I am a part of a group of moms with elementary-school age children and younger who meet once a month at our church. We have different discussions, activities, and speakers who will come. Through this group I’ve heard from our local police about social media, travel agents about the best vacation spots for kids, and participated in activities about how to live happier, more fulfilling lives. Once a year, however, we have a panel of moms who comes to our group.
The panel of moms is an annual favorite. It is made up of 4-5 moms who have been in our shoes. They have kids who are older, usually teenagers or older, and come with experience, knowledge, and advice. They answer our questions, explain they way they have done things, and offer anecdotes on how they have done things (or should have done things, as the case may be).
It’s infinitely fascinating, sitting and listening to other moms talk about their experience. Hindsight is often 20/20 and so that is why I propose the following when making your mama tribe and surrounding yourself with other parents –
Find parents who have a variety of parenting styles.
It is so easy to gravitate towards the parents who parent exactly the same way you do. I will be honest and admit that my best friend parents very similarly to how I do. We may have minor differences, but all of the big parenting choices are essentially the same. That’s because it’s easy. It’s easy to hear people who will agree with you. It’s easy to have affirmation, something we crave so deeply when it comes to our parenting choices, that we are doing the right thing.
But it’s so important to not have that as the only voice that you hear. When it comes down to it, it’s important to have a variety of opinions, thoughts, and ideas on how to parent. Something that we may have never thought of because it isn’t immediately a parenting choice we would make might be suggested by someone else and work perfectly.
So have friends with children a variety of ages. Have friends who are more attachment parenting. Have friends who holistic and friends who are not. Have friends who didn’t have children until they are older and have friends who had children when they are younger.
And then the important part. Respect each other and your differences. Listen to each other. Understand that, though a choice may not be your first, it is a choice that is currently working for them and their family. They may have a parenting choice that is helpful to you in the future and vice versa.

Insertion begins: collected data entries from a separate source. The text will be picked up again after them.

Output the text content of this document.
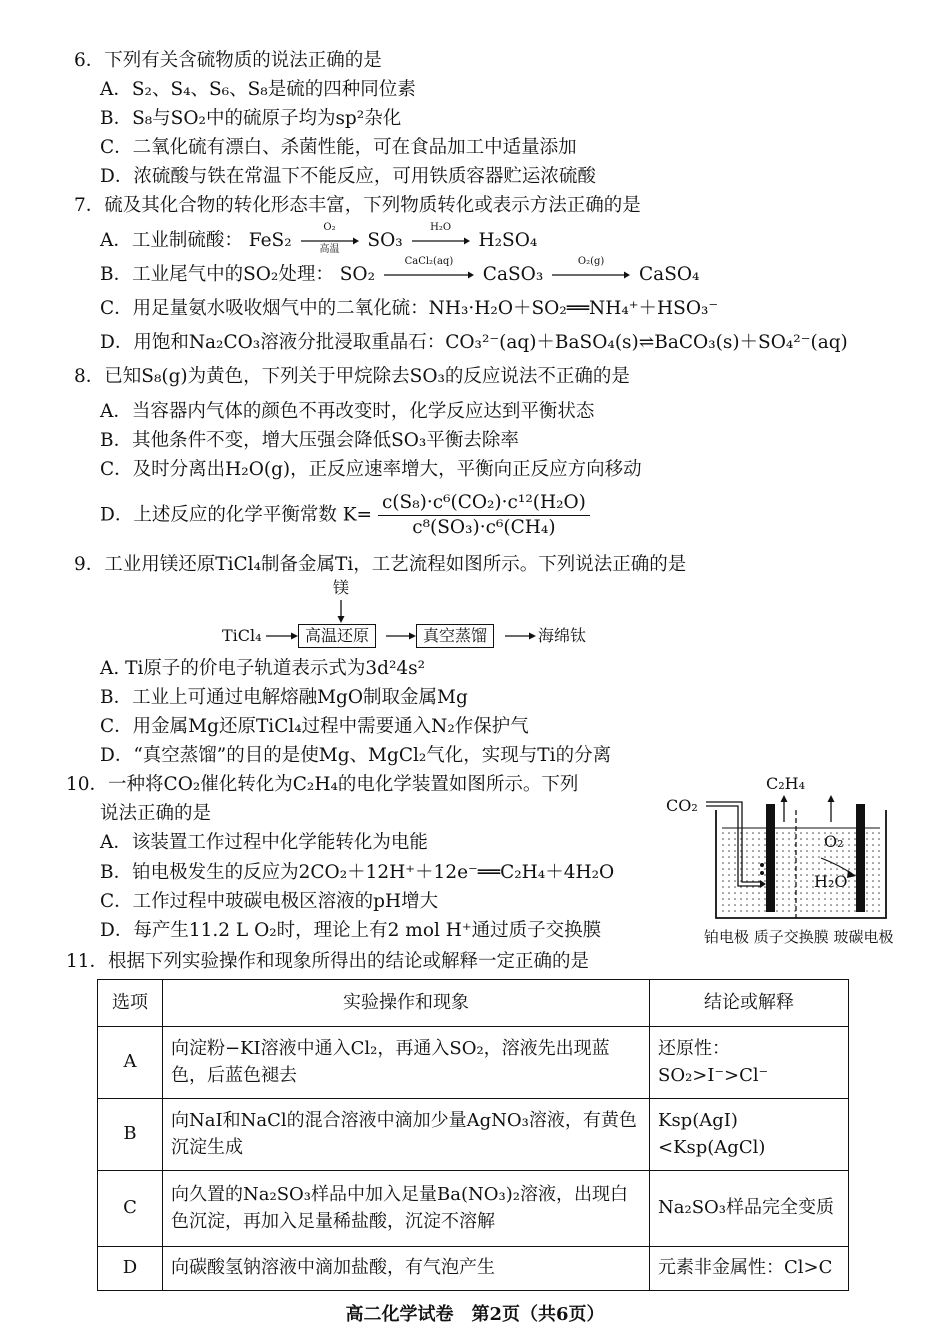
6．下列有关含硫物质的说法正确的是
A．S₂、S₄、S₆、S₈是硫的四种同位素
B．S₈与SO₂中的硫原子均为sp²杂化
C．二氧化硫有漂白、杀菌性能，可在食品加工中适量添加
D．浓硫酸与铁在常温下不能反应，可用铁质容器贮运浓硫酸
7．硫及其化合物的转化形态丰富，下列物质转化或表示方法正确的是
A．工业制硫酸： FeS₂
O₂
高温	SO₃
H₂O
H₂SO₄
B．工业尾气中的SO₂处理： SO₂
CaCl₂(aq)
CaSO₃
O₂(g)
CaSO₄
C．用足量氨水吸收烟气中的二氧化硫：NH₃·H₂O＋SO₂══NH₄⁺＋HSO₃⁻
D．用饱和Na₂CO₃溶液分批浸取重晶石：CO₃²⁻(aq)＋BaSO₄(s)⇌BaCO₃(s)＋SO₄²⁻(aq)
8．已知S₈(g)为黄色，下列关于甲烷除去SO₃的反应说法不正确的是
A．当容器内气体的颜色不再改变时，化学反应达到平衡状态
B．其他条件不变，增大压强会降低SO₃平衡去除率
C．及时分离出H₂O(g)，正反应速率增大，平衡向正反应方向移动
D．上述反应的化学平衡常数 $K= \frac{\text{c(S₈)·c⁶(CO₂)·c¹²(H₂O)}}{\text{c⁸(SO₃)·c⁶(CH₄)}}$
9．工业用镁还原TiCl₄制备金属Ti，工艺流程如图所示。下列说法正确的是
镁
TiCl₄	高温还原	真空蒸馏	海绵钛
A. Ti原子的价电子轨道表示式为3d²4s²
B．工业上可通过电解熔融MgO制取金属Mg
C．用金属Mg还原TiCl₄过程中需要通入N₂作保护气
D．“真空蒸馏”的目的是使Mg、MgCl₂气化，实现与Ti的分离
10．一种将CO₂催化转化为C₂H₄的电化学装置如图所示。下列
说法正确的是
A．该装置工作过程中化学能转化为电能
B．铂电极发生的反应为2CO₂＋12H⁺＋12e⁻══C₂H₄＋4H₂O
C．工作过程中玻碳电极区溶液的pH增大
D．每产生11.2 L O₂时，理论上有2 mol H⁺通过质子交换膜
CO₂
C₂H₄
O₂
H₂O
铂电极 质子交换膜 玻碳电极
11．根据下列实验操作和现象所得出的结论或解释一定正确的是
选项	实验操作和现象	结论或解释
A	向淀粉−KI溶液中通入Cl₂，再通入SO₂，溶液先出现蓝色，后蓝色褪去	还原性：SO₂>I⁻>Cl⁻
B	向NaI和NaCl的混合溶液中滴加少量AgNO₃溶液，有黄色沉淀生成	Ksp(AgI)<Ksp(AgCl)
C	向久置的Na₂SO₃样品中加入足量Ba(NO₃)₂溶液，出现白色沉淀，再加入足量稀盐酸，沉淀不溶解	Na₂SO₃样品完全变质
D	向碳酸氢钠溶液中滴加盐酸，有气泡产生	元素非金属性：Cl>C
高二化学试卷　第2页（共6页）
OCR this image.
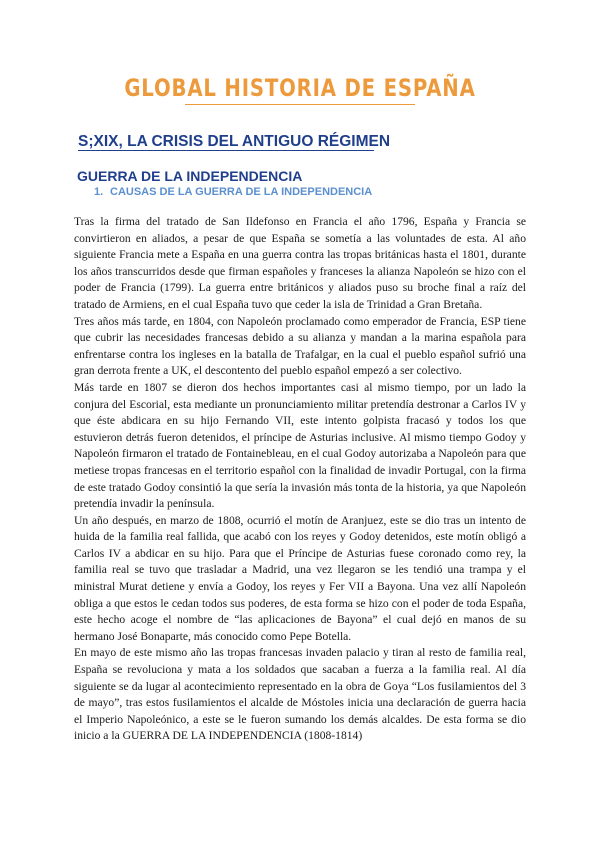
GLOBAL HISTORIA DE ESPAÑA
S;XIX, LA CRISIS DEL ANTIGUO RÉGIMEN
GUERRA DE LA INDEPENDENCIA
1. CAUSAS DE LA GUERRA DE LA INDEPENDENCIA

Tras la firma del tratado de San Ildefonso en Francia el año 1796, España y Francia se convirtieron en aliados, a pesar de que España se sometía a las voluntades de esta. Al año siguiente Francia mete a España en una guerra contra las tropas británicas hasta el 1801, durante los años transcurridos desde que firman españoles y franceses la alianza Napoleón se hizo con el poder de Francia (1799). La guerra entre británicos y aliados puso su broche final a raíz del tratado de Armiens, en el cual España tuvo que ceder la isla de Trinidad a Gran Bretaña.

Tres años más tarde, en 1804, con Napoleón proclamado como emperador de Francia, ESP tiene que cubrir las necesidades francesas debido a su alianza y mandan a la marina española para enfrentarse contra los ingleses en la batalla de Trafalgar, en la cual el pueblo español sufrió una gran derrota frente a UK, el descontento del pueblo español empezó a ser colectivo.

Más tarde en 1807 se dieron dos hechos importantes casi al mismo tiempo, por un lado la conjura del Escorial, esta mediante un pronunciamiento militar pretendía destronar a Carlos IV y que éste abdicara en su hijo Fernando VII, este intento golpista fracasó y todos los que estuvieron detrás fueron detenidos, el príncipe de Asturias inclusive. Al mismo tiempo Godoy y Napoleón firmaron el tratado de Fontainebleau, en el cual Godoy autorizaba a Napoleón para que metiese tropas francesas en el territorio español con la finalidad de invadir Portugal, con la firma de este tratado Godoy consintió la que sería la invasión más tonta de la historia, ya que Napoleón pretendía invadir la península.

Un año después, en marzo de 1808, ocurrió el motín de Aranjuez, este se dio tras un intento de huida de la familia real fallida, que acabó con los reyes y Godoy detenidos, este motín obligó a Carlos IV a abdicar en su hijo. Para que el Príncipe de Asturias fuese coronado como rey, la familia real se tuvo que trasladar a Madrid, una vez llegaron se les tendió una trampa y el ministral Murat detiene y envía a Godoy, los reyes y Fer VII a Bayona. Una vez allí Napoleón obliga a que estos le cedan todos sus poderes, de esta forma se hizo con el poder de toda España, este hecho acoge el nombre de “las aplicaciones de Bayona” el cual dejó en manos de su hermano José Bonaparte, más conocido como Pepe Botella.

En mayo de este mismo año las tropas francesas invaden palacio y tiran al resto de familia real, España se revoluciona y mata a los soldados que sacaban a fuerza a la familia real. Al día siguiente se da lugar al acontecimiento representado en la obra de Goya “Los fusilamientos del 3 de mayo”, tras estos fusilamientos el alcalde de Móstoles inicia una declaración de guerra hacia el Imperio Napoleónico, a este se le fueron sumando los demás alcaldes. De esta forma se dio inicio a la GUERRA DE LA INDEPENDENCIA (1808-1814)
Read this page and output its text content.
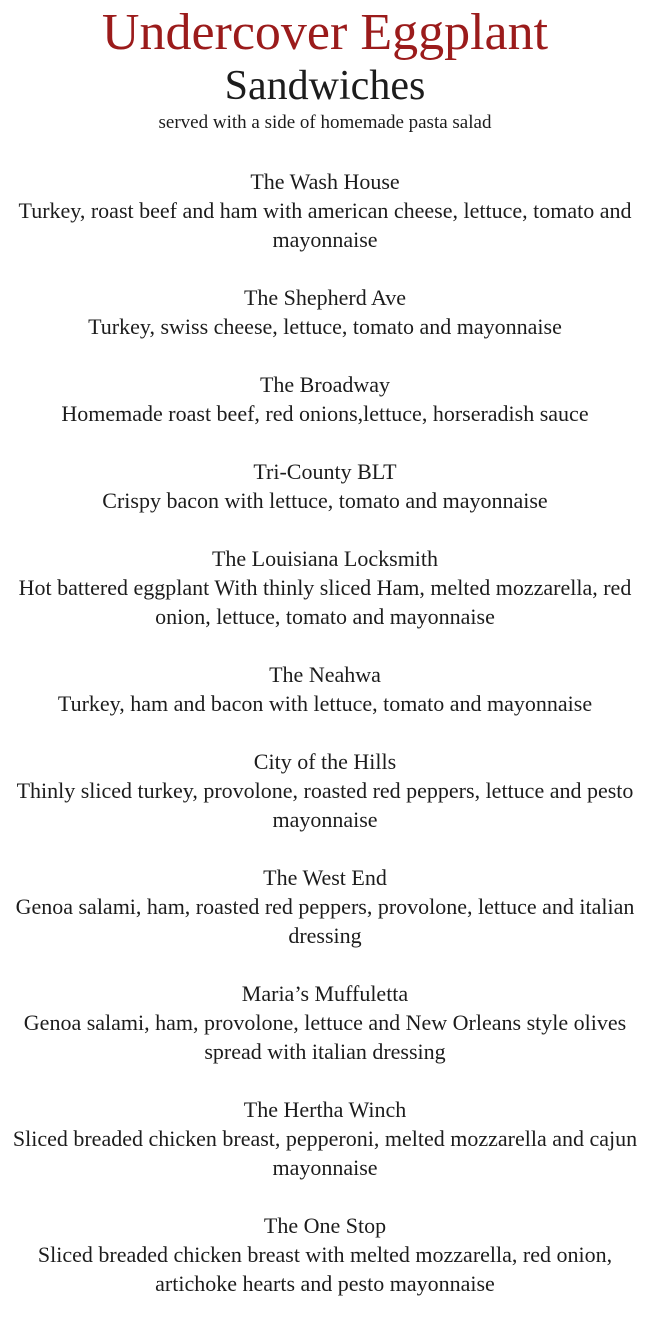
Undercover Eggplant
Sandwiches

served with a side of homemade pasta salad

The Wash House
Turkey, roast beef and ham with american cheese, lettuce, tomato and mayonnaise
The Shepherd Ave
Turkey, swiss cheese, lettuce, tomato and mayonnaise
The Broadway
Homemade roast beef, red onions,lettuce, horseradish sauce
Tri-County BLT
Crispy bacon with lettuce, tomato and mayonnaise
The Louisiana Locksmith
Hot battered eggplant With thinly sliced Ham, melted mozzarella, red onion, lettuce, tomato and mayonnaise
The Neahwa
Turkey, ham and bacon with lettuce, tomato and mayonnaise
City of the Hills
Thinly sliced turkey, provolone, roasted red peppers, lettuce and pesto mayonnaise
The West End
Genoa salami, ham, roasted red peppers, provolone, lettuce and italian dressing
Maria’s Muffuletta
Genoa salami, ham, provolone, lettuce and New Orleans style olives spread with italian dressing
The Hertha Winch
Sliced breaded chicken breast, pepperoni, melted mozzarella and cajun mayonnaise
The One Stop
Sliced breaded chicken breast with melted mozzarella, red onion, artichoke hearts and pesto mayonnaise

As our children grow, we want them to be able to turn to us for advice and an ear to listen to their problems. We hope that they see us as people they can trust and depend on. But if that isn’t the case, we want to surround ourselves with other adults who we can trust to be there for our children and to come to us. To tell us if something is wrong. To gracefully offer help when we are struggling. To depend on us as we depend on them.
I was watching Ralph Breaks the Internet with Little Mister the other night. I always chuckle at the end when they seemingly “reveal” the secret to being the perfect parents. My belief is that they have to block it out because there is no secret. Their calls to the racers admit that as much because they are contradicting statements. Just like that, there is no one solution to how to raise children. We are all doing our best and trying to make it through. Making sure that we have the support system in place that we can depend on and fall back on is one of the many important parts to parenthood.